Hey there!
I'm a PhD student at UT Austin, advised by Amy Zhang, and an NSF CSGrad4US Fellow. During my PhD, I've spent a lot of time at Meta Fundamental AI Research (FAIR) working on multimodal generative models.

My research focuses on unified models that jointly generate text and images, along with designing effective rewards and datasets for multimodal training.
Previously I was an engineer at Meta working on various machine learning projects, including Meta's first generative AI product: AI-generated stickers.


News & Updates:

New Paper: Unified Text-Image Generation with Weakness-Targeted Post-Training

We post-train multimodal models to unify text and image generation in a single inference call, enabling the model to automatically transition between reasoning about an image and generating it.
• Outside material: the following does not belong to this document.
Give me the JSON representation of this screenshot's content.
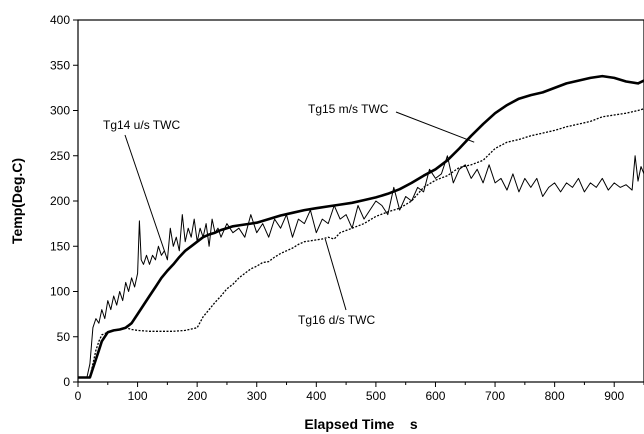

Our weakness-targeted synthetic dataset and reward function analysis leads to significant text-to-image performance improvements over the base model.
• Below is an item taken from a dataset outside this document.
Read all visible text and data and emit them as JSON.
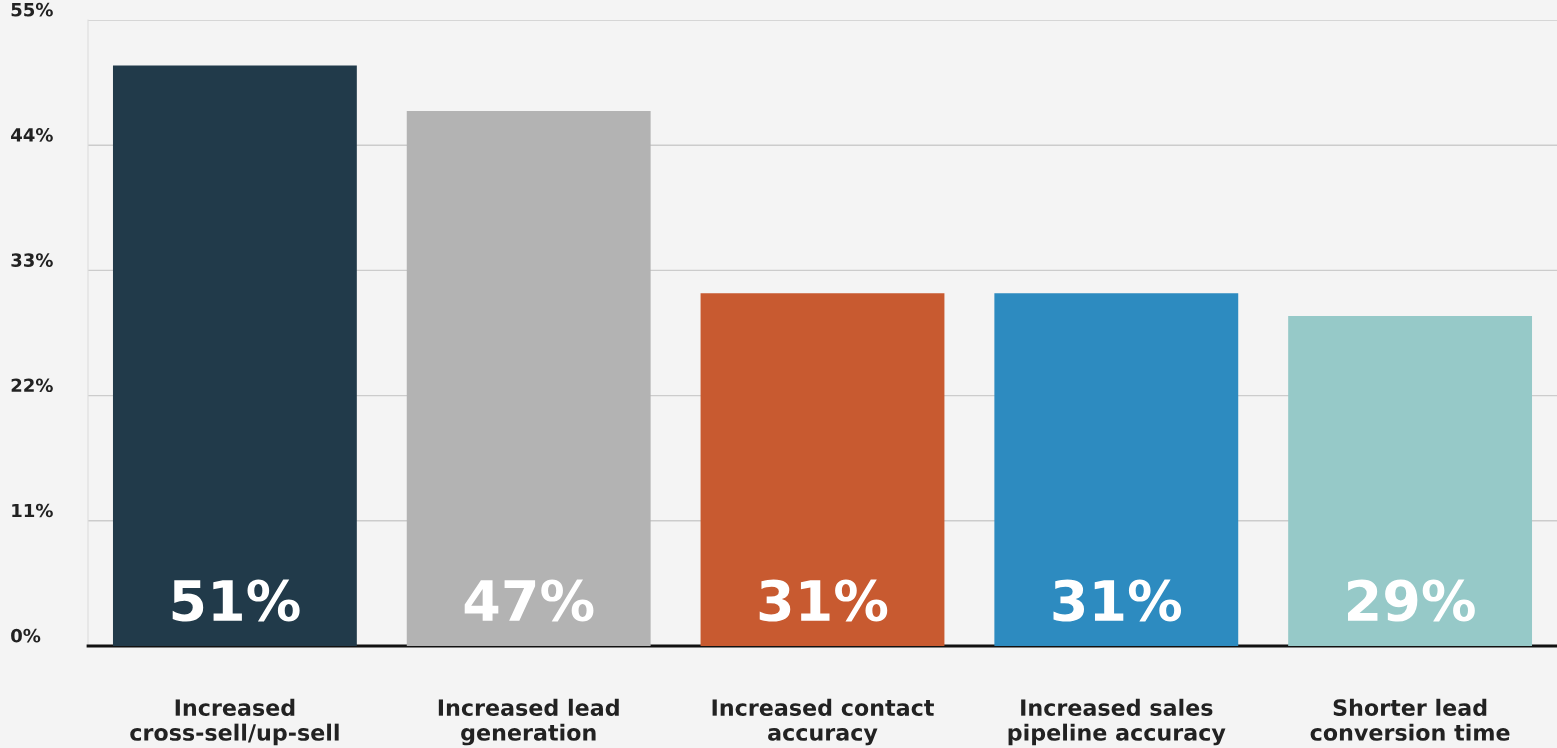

New Paper: Multi-Modal Language Models as Text-to-Image Model Evaluators

We present a text-to-Image (T2I) model evaluation method leveraging vision-language models as evaluator agents that generate image prompts and judge generated images. Our method’s T2I model rankings match existing benchmarks' rankings while using 80x less prompts and achieves higher correlations with human judgments.

Started PhD at University of Texas at Austin

Advised by Amy Zhang.

Joined the Generative AI Team at Meta

Joined the team that founded generative AI efforts at Meta. Working on text to image diffusion models and their product applications. The New York Times wrote about our team here.